Background. Secondary hyperparathyroidism (SHPT) is a major risk factor for cardiovascular events and all-cause mortality in hemodialysis (HD) patients. The purpose of our study was to evaluate the effects and tolerability of etelcalcetide in HD patients with SHPT. Methods. An observational study was conducted on 16 hemodialysis patients with SHPT treated with etelcalcetide. All patients were followed up for a duration of 6 months. The primary endpoints were the reduction in mean PTH ≥ 30% and ≥40% from baseline after 6 months of etelcalcetide. All patients were divided into two groups (group A versus group B) based on baseline serum PTH level prior to etelcalcetide: above and below the median serum PTH (1300 pg/mL), respectively. Results. After 6 months, a significant decrease in PTH levels was achieved by all patients receiving etelcalcetide (p
= 0.015).

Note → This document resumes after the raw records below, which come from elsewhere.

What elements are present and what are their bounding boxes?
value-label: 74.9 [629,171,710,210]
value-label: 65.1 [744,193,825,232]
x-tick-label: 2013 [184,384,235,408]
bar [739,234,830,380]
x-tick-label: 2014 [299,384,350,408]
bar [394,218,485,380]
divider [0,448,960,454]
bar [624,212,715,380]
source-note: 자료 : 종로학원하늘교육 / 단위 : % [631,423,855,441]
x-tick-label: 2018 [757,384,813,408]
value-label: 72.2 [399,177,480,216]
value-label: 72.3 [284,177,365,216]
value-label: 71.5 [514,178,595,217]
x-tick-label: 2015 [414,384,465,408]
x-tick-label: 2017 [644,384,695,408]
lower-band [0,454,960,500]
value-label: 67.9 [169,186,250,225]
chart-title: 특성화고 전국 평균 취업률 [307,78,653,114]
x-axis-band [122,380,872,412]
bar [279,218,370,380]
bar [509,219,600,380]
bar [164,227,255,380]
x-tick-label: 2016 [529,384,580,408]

Both primary endpoint of reduction in PTH ≥ 40% at 6 months (p
= 0.01), and the secondary endpoint of reduction in median PTH values (p
= 0.0001) and median percentage reduction in PTH values (p
= 0.009) were significantly achieved in group A. In contrast, a greater decline of calcium (p
= 0.028) and phosphorus was reached in group B than group A. Dialysis vintage ≥ 36 months, arteriovenous fistula (AVF)-based hemodialysis, post-diluition hemodiafiltration (HDF) method, and baseline values of PTH < 1300 pg/mL can positively influence the achievement of the endpoints. Furthermore, the baseline PTH < 1300 pg/mL, among these variables, was the only one showing statistically significant relevance (OR 2.28, 95% CI 1.32–3.96, p
= 0.015). The history of cinacalcet use negatively correlated with the possibility to reach therapeutic targets with etelcalcetide (OR 0.47, 95% CI 0.26–0.85, p
= 0.031). Treatment with etelcalcetide was well tolerated and no adverse effects were observed. Conclusions. In our study, patients with low baseline PTH levels showed a better response to etelcalcetide than patients with higher PTH levels. Consequently, the possibility to reach desirable therapeutic targets could depend on SHPT severity at the time of initiation of therapy.